Derrière les barreaux, elle a affronté sa pire ennemie pour découvrir une vérité bouleversante.
Précédemment : En prison, Stella pensait avoir tout perdu. Mais sa confrontation violente avec Béatrice dans la cour va révéler une trahison bien plus sombre que tout ce qu'elle imaginait.
Le piège se referme
La nuit tomba sur la prison, mais pour Stella, le sommeil était impossible. L'heure de la distribution des médicaments approchait à grands pas. Plutôt que de fuir, elle décida d'affronter le danger de face. Elle se rendit à l'infirmerie sous un prétexte fallacieux. Sophie, l'infirmière au visage doux, l'accueillit avec son sourire habituel, mais Stella remarqua immédiatement la légère hésitation dans ses gestes et la pâleur de ses joues alors qu'elle préparait une seringue.
Stella posa doucement sa main sur celle de l'infirmière. « Je sais tout, Sophie. Je sais ce que Clara te force à faire », murmura-t-elle d'une voix calme mais ferme.
Le visage de Sophie se décomposa instantanément. Les larmes jaillirent de ses yeux alors qu'elle laissait tomber la seringue sur le plateau métallique. Dans un murmure désespéré, elle confessa l'horrible vérité : Clara tenait sa jeune fille en otage à l'extérieur, menaçant de lui faire du mal si Sophie n'exécutait pas la sentence mortelle ce soir-là.
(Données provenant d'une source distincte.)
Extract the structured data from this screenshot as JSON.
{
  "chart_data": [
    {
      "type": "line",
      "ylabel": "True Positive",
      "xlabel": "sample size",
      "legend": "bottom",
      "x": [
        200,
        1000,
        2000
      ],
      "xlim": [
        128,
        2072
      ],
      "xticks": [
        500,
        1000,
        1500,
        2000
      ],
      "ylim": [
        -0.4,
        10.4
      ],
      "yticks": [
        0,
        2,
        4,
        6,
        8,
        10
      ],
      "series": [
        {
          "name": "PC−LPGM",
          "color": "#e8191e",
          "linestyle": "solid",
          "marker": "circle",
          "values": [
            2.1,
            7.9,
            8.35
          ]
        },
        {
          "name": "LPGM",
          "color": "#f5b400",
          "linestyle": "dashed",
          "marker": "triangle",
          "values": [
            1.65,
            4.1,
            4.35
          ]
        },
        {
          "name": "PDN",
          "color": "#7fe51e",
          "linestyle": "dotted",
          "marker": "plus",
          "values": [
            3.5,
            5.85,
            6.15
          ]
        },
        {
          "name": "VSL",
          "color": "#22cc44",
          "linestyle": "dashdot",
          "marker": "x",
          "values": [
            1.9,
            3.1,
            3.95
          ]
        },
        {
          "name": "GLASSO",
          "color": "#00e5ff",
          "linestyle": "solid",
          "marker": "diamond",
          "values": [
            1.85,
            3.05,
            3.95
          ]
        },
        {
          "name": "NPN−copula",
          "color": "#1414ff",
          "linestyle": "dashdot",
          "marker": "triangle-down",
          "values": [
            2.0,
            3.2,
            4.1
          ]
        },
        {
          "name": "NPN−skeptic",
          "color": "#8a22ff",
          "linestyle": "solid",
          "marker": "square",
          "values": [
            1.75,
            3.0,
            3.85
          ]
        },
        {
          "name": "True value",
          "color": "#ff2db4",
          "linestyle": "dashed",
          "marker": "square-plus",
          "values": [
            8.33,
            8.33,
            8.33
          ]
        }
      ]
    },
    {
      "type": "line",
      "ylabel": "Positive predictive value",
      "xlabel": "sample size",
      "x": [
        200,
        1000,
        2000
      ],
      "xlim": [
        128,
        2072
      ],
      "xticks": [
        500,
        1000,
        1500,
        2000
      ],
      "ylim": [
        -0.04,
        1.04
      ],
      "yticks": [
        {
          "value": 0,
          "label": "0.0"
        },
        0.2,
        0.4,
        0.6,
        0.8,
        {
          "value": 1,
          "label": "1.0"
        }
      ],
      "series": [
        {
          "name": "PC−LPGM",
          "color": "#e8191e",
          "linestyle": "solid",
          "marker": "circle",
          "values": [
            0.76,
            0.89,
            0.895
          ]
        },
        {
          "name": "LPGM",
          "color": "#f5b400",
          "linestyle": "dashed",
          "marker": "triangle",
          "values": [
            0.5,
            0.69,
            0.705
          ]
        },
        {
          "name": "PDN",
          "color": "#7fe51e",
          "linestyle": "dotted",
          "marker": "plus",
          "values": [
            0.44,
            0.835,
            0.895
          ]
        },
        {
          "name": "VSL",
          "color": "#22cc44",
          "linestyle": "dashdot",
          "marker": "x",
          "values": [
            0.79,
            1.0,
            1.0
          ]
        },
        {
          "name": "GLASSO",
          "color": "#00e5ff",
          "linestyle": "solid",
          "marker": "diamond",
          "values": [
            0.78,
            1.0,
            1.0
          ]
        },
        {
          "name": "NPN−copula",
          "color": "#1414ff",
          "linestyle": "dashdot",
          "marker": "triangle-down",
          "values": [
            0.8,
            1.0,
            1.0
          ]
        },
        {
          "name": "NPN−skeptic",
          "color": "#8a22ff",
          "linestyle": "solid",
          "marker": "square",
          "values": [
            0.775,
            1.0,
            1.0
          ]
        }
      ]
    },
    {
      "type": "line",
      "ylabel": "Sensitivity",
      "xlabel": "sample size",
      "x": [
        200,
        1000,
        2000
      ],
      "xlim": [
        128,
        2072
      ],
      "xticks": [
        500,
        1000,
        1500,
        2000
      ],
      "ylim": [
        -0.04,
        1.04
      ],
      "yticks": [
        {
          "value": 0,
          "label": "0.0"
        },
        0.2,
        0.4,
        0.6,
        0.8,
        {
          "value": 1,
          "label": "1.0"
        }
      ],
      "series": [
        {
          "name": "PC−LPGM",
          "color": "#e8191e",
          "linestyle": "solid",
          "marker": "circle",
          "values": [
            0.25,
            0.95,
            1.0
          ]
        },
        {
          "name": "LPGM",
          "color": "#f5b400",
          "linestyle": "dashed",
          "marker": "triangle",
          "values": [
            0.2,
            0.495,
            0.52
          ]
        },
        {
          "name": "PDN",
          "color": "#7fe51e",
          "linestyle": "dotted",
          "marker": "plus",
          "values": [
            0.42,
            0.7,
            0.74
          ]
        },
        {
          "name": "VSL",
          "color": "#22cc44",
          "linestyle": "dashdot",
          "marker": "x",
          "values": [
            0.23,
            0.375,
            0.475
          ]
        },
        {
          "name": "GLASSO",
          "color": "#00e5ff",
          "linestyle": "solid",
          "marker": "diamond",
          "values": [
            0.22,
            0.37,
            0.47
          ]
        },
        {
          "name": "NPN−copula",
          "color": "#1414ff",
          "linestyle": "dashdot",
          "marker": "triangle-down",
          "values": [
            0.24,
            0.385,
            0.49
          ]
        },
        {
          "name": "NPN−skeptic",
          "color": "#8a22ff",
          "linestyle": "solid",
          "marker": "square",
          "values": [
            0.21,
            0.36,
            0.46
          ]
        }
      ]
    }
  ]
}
Mais Stella avait anticipé cette détresse. Grâce à la complicité de Béatrice, qui avait finalement choisi de racheter ses fautes pour éviter une peine supplémentaire, les autorités judiciaires extérieures avaient été alertées en urgence absolue. Au moment même où Sophie parlait, une unité d'élite de la police prenait d'assaut la planque de Clara à Paris.
Quelques heures plus tard, le téléphone de l'infirmerie sonna : la fille de Sophie était saine et sauve. Clara avait été arrêtée sur le fait, ses aveux complets et les preuves de sa machination saisis par les enquêteurs. Non seulement la vie de Stella était épargnée, mais son innocence était enfin prouvée de manière éclatante.
Trois jours plus tard, Stella franchissait les lourdes portes de fer de la prison, respirant enfin l'air de la liberté. En se retournant une dernière fois vers ces murs sombres, elle comprit une vérité essentielle : parfois, c'est au cœur de l'obscurité la plus totale que l'on trouve la force de faire éclater la lumière.